Following is a break-down of specific, recent changes to health care coverage for graduate students. All of these changes were announced during the summer of 1998.
As It Was
- A single grad student is required to pay a $660 hospitalization fee.
- A married grad student pays $2750 for the hospitalization and primary care of themselves and their spouse.
- A grad student on the family plan pays over $4000 per year for the hospitalization and primary care of their family (including themselves, their spouse and their children).
- The Yale Health Plan (YHP) officially covers only "life-threatening emergencies" in their out-of-area coverage.
- The YHP covers only $35 of emergency-room physicians' fees in their out-of-area coverage.
- The YHP does not officially provide follow-up care in their out-of-area coverage.

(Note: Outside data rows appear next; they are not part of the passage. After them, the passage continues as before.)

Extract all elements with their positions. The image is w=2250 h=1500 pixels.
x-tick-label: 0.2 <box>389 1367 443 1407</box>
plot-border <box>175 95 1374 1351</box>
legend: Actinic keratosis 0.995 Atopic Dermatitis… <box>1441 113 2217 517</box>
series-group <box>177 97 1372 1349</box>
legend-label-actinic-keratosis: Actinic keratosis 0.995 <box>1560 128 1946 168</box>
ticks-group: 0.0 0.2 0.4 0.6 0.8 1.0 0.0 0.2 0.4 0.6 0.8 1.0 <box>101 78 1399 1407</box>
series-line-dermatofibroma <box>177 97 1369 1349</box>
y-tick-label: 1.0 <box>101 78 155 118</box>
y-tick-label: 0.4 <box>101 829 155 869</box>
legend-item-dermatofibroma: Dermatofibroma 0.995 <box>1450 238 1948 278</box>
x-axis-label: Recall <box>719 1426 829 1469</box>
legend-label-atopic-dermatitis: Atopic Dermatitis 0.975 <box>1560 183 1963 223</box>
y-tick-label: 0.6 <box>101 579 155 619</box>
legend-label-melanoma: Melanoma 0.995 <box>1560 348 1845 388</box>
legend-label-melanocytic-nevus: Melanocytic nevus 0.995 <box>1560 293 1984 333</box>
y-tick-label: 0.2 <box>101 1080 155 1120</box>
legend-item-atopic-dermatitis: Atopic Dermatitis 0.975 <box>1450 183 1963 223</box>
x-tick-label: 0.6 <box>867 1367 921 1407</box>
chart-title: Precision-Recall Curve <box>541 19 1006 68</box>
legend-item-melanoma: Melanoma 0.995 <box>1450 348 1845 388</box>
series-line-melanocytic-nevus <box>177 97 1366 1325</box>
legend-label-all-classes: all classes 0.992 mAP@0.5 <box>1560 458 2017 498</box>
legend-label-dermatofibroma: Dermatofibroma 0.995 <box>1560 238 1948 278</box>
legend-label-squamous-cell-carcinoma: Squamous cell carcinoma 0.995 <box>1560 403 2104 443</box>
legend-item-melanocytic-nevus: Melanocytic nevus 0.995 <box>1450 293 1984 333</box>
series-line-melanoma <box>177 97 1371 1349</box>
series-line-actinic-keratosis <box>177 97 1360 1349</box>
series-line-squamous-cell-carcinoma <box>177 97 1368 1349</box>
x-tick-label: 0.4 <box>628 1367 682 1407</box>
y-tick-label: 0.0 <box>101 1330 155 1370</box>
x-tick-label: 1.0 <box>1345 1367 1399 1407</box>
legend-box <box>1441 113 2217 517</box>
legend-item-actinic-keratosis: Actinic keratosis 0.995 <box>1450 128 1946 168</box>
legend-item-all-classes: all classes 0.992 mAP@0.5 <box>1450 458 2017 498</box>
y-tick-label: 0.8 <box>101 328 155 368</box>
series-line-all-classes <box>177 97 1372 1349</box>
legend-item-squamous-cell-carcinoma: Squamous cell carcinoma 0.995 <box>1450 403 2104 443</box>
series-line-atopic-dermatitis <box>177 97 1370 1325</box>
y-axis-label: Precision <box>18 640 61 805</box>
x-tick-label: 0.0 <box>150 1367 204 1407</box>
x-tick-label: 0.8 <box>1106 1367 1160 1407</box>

- Grad students must pay immunization costs for their fieldwork at the YHP Travel Clinic.
As It Is
- A single PhD student pays no hospitalization fee. Yale University commits to cover the required hospitalization fee, as well as primary care costs.
- A married PhD student pays $1308 for hospitalization and primary care. Yale covers 50%&emdash;the other $1308. ($2616 was already a reduced rate from last year.)
- A PhD student with a family on the Health Plan pays $1902 for hospitalization and primary care. Yale covers 50%&emdash;the other $1902. ($3804 was already a reduced rate from last year.)
- The YHP extends their out-of-area coverage to include all visits which would fall under the rubric of "urgent care" in New Haven.
- The YHP agrees to reimburse in full the fees charged by emergency physicians.
- The YHP agrees to cover preauthorized follow-up care out-of-area.
- The Graduate School sets up a special fund to reimburse grad students who need immunizations for their work outside of New Haven.
Congratulations go out to all of the over-1000 students who signed the petition calling for health care negotiations!
Working Together is Good for your Health.